Publicação: 2020-11-21 08:22:00
A investigação sobre a morte de João Alberto Silveira, que ocorreu na noite da quinta-feira (19) em um supermercado Carrefour de Porto Alegre, segue em curso. O primeiro resultado de laudo da necropsia aponta que a causa da morte de João Alberto foi asfixia. A delegada que investiga o caso não vê, no momento, indício de racismo na ação.
Créditos: Reprodução/FacebookJoão Alberto Freitas morreu em supermercado Carrefour de Porto AlegreJoão Alberto Freitas morreu em supermercado Carrefour de Porto Alegre

A delegada Roberta Bertoldo, da 2ª Delegacia de Homicídios e Proteção à Pessoa de Porto Alegre, recebeu os médicos legistas para elucidar as causas da morte de João Alberto. Durante as agressões, a vítima também foi imobilizada pelos vigias, com o joelho de um deles nas costas. Segundo ela, o maior indicativo da necropsia é de que ele foi morto por asfixia, pois ficou no chão enquanto os seguranças pressionavam e comprimiam o corpo, dificultando a respiração.

Além dos dois presos envolvidos na morte de João Alberto, a delegada disse à imprensa, em entrevista coletiva, que outros envolvidos estão sendo investigados por omissão de socorro. Segundo ela, pelo menos duas pessoas podem ser implicadas por não terem impedido que as agressões continuassem. "Foi uma ação completamente desproporcional e atípica para pessoas que exercerem essa atividade", disse a delegada.

Mesmo vendo a desproporcionalidade na ação que resultou na morte, a delegada, disse não ter indícios de se tratar de um caso de racismo. O caso teve início, segundo a apuração, após ameaças de João Alberto a uma funcionária da unidade. Beto, como era conhecido, tinha ficha criminal com casos de agressão e ameaça.

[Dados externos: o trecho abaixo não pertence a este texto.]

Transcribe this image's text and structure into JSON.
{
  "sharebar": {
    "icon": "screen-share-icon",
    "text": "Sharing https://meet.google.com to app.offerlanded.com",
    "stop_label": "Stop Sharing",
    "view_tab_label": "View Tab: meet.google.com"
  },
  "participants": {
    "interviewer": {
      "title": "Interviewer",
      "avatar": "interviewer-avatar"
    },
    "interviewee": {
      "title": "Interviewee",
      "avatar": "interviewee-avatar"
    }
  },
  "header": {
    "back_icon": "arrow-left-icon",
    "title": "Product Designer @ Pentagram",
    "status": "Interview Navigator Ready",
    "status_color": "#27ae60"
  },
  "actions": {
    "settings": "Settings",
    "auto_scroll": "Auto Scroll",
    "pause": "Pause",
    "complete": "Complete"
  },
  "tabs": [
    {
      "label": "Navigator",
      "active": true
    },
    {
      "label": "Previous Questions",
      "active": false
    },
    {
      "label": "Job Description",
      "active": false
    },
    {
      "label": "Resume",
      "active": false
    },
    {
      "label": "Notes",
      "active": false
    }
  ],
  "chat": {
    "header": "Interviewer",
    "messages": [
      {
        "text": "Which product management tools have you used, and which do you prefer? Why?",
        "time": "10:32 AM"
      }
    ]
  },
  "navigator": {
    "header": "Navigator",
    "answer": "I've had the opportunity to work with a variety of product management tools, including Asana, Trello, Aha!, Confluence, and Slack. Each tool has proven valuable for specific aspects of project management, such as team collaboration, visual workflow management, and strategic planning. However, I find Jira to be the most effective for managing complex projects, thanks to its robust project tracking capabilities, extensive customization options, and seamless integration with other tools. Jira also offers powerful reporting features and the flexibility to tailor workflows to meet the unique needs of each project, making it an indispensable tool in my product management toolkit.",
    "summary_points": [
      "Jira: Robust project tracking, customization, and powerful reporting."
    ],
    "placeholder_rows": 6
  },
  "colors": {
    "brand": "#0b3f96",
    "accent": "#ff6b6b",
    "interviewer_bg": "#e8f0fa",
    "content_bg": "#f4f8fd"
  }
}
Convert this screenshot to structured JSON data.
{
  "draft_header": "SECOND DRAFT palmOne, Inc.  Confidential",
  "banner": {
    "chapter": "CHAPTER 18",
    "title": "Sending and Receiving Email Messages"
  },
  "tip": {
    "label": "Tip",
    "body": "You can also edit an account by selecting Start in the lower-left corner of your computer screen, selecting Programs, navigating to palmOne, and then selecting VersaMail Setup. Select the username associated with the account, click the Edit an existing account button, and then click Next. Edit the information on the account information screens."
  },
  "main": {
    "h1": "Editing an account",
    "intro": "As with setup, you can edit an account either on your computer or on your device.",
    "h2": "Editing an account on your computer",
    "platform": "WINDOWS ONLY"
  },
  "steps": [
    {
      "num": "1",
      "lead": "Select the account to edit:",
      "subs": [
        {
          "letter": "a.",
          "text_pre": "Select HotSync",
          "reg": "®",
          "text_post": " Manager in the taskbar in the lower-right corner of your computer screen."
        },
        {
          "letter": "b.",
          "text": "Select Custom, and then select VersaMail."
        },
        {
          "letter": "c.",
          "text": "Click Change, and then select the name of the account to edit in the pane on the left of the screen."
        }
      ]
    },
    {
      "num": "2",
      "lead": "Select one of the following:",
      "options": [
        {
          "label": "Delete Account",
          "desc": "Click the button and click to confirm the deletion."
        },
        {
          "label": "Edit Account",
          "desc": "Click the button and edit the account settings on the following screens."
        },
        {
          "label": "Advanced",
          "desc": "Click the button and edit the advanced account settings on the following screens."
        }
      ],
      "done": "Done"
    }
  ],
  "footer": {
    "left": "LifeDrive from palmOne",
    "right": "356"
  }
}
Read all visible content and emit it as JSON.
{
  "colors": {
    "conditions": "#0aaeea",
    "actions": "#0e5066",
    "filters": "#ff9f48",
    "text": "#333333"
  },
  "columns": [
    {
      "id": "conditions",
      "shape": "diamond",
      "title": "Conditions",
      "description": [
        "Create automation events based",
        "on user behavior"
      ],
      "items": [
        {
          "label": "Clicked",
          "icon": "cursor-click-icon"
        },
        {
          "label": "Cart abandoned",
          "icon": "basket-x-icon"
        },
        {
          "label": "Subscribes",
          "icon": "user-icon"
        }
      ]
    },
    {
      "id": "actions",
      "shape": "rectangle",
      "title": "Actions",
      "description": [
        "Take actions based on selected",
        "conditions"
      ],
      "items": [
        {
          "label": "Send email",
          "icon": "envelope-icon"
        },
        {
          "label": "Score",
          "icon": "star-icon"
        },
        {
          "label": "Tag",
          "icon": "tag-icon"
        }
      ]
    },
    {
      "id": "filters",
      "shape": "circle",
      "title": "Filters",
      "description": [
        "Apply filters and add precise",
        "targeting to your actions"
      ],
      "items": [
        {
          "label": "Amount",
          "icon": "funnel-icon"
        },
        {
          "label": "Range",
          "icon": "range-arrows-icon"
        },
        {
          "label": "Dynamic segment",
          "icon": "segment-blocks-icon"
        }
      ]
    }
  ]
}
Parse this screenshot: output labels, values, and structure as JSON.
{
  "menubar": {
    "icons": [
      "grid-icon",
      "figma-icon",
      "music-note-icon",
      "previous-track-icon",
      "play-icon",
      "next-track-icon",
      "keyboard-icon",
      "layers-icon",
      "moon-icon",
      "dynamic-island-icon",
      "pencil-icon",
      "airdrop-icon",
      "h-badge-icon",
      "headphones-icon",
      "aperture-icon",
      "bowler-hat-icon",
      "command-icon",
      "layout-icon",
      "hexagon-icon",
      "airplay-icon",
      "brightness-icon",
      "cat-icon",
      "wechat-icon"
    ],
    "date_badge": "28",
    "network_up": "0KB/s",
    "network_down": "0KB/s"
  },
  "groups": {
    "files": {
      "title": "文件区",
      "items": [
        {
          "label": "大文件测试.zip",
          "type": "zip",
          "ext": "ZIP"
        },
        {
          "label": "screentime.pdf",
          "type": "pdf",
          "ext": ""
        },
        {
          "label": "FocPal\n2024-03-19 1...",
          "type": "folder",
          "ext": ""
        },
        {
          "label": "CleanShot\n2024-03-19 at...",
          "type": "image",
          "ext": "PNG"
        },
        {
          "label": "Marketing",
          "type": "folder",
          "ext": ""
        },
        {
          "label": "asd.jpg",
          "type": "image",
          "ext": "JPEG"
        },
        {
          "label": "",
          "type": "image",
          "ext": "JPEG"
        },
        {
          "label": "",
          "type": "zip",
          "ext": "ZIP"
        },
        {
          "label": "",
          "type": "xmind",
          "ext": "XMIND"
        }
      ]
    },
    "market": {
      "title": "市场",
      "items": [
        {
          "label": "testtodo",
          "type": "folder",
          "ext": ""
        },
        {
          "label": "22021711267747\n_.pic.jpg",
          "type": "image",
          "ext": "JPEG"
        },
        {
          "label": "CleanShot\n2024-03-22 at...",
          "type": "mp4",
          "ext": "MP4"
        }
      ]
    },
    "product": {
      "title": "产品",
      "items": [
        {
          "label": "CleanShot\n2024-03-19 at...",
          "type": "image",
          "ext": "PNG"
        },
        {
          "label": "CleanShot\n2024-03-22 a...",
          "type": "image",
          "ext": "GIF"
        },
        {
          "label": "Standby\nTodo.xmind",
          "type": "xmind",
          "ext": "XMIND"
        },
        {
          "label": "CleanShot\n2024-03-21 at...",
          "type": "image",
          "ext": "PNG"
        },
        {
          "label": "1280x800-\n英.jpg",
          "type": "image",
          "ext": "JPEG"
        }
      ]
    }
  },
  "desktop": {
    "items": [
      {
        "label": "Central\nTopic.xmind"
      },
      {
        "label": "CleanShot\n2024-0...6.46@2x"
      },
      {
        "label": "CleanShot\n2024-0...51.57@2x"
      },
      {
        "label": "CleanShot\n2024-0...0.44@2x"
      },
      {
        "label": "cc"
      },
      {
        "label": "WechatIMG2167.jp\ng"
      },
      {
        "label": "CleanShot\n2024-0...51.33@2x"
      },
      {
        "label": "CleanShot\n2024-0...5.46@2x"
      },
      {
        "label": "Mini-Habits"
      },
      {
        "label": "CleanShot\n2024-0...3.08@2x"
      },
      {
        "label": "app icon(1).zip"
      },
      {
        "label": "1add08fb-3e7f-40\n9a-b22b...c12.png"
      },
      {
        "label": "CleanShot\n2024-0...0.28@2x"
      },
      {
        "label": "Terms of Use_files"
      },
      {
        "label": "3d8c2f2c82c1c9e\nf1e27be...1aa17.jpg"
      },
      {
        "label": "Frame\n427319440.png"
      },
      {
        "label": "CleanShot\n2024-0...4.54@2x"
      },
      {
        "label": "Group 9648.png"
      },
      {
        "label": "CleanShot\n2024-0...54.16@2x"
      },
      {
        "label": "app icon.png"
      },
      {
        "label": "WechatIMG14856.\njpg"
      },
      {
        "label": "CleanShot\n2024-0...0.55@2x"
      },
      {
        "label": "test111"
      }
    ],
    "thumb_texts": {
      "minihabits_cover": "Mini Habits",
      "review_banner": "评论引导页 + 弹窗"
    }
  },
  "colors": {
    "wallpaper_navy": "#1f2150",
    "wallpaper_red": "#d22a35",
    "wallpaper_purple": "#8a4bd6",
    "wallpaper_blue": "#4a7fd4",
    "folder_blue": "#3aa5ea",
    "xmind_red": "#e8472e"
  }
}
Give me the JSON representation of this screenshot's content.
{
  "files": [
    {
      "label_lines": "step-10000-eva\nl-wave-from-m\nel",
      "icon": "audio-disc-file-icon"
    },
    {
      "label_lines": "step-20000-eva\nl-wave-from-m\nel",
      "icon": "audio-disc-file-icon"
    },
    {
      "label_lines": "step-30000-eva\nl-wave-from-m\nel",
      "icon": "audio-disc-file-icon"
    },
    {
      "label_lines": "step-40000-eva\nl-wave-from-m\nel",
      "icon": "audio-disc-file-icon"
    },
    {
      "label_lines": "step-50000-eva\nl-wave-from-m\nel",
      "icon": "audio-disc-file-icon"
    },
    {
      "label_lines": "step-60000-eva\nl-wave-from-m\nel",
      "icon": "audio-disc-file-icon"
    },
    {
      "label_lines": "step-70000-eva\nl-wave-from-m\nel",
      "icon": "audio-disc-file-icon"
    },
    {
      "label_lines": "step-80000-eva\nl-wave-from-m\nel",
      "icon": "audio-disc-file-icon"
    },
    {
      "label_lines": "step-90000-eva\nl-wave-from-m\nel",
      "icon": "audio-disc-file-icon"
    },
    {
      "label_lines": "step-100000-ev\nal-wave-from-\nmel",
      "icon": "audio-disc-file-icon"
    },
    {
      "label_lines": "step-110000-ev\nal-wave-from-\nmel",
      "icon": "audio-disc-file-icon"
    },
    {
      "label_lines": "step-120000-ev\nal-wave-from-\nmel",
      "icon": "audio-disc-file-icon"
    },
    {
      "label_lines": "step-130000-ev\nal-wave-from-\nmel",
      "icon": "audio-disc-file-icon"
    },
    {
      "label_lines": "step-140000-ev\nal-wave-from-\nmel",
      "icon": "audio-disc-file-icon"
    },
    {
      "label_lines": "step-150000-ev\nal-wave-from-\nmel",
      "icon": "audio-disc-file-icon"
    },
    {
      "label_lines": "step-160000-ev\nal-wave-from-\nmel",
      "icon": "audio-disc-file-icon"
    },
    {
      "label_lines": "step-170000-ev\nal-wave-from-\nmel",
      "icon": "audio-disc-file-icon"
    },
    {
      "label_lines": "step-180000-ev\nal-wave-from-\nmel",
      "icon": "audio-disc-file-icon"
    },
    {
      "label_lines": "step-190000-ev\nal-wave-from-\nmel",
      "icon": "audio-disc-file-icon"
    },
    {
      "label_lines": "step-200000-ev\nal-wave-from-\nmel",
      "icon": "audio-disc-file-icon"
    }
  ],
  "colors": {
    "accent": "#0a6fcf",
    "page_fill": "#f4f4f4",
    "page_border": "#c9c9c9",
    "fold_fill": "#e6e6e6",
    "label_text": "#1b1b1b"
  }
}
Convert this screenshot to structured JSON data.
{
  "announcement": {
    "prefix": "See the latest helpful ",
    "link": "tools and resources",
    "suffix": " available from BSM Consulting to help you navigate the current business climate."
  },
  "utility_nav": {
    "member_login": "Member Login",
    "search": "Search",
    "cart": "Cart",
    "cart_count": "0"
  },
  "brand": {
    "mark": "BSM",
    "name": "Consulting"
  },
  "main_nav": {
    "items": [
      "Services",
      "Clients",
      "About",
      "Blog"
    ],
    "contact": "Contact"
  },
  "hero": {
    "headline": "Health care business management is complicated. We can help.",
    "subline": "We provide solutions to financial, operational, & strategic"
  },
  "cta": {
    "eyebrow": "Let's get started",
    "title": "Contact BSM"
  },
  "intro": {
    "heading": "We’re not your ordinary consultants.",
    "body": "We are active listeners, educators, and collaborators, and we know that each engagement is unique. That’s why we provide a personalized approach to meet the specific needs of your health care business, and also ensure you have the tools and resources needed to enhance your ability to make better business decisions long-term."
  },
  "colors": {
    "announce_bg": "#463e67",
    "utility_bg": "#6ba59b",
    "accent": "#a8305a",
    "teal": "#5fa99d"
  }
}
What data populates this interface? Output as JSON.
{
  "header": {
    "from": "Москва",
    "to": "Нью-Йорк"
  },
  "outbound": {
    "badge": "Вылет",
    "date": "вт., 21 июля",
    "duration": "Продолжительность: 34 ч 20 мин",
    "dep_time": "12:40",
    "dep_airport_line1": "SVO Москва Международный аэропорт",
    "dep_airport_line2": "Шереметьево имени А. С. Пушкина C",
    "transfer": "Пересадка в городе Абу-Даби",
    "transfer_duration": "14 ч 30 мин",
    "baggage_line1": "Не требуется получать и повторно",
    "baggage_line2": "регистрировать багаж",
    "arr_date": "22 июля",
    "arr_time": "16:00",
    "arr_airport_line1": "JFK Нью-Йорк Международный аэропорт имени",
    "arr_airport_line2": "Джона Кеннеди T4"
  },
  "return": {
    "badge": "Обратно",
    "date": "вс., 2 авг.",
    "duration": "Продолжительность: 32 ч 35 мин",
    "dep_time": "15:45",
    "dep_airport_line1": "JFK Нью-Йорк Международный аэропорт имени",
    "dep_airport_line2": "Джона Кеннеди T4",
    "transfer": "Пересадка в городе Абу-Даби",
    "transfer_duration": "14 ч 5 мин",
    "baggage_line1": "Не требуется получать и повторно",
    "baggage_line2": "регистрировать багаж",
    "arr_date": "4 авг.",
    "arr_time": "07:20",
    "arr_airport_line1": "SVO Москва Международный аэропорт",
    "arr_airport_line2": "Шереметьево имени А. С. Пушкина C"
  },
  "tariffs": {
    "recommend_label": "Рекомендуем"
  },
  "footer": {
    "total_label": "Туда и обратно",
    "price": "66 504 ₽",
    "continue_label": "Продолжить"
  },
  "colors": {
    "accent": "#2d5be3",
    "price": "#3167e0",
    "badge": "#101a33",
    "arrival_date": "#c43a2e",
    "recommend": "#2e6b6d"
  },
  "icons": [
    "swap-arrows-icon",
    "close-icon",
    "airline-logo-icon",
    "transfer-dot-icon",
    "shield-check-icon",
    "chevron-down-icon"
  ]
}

Mesmo sem descartar nenhuma hipótese, a delegada afirma que nenhum indício aponta para crime com motivação racial. "Não temos nenhum indicativo por essa motivação", disse.

Dois seguranças que prestavam serviços ao Carrefour, Giovane Gaspar da Silva, policial militar, e Magno Braz Borges, foram levados à prisão. Os dois serão indiciados por homicídio triplamente qualificado - por motivo fútil, asfixia e recurso que impossibilitou a defesa da vítima. O policial, inclusive, está com processo em curso para expulsão da corporação.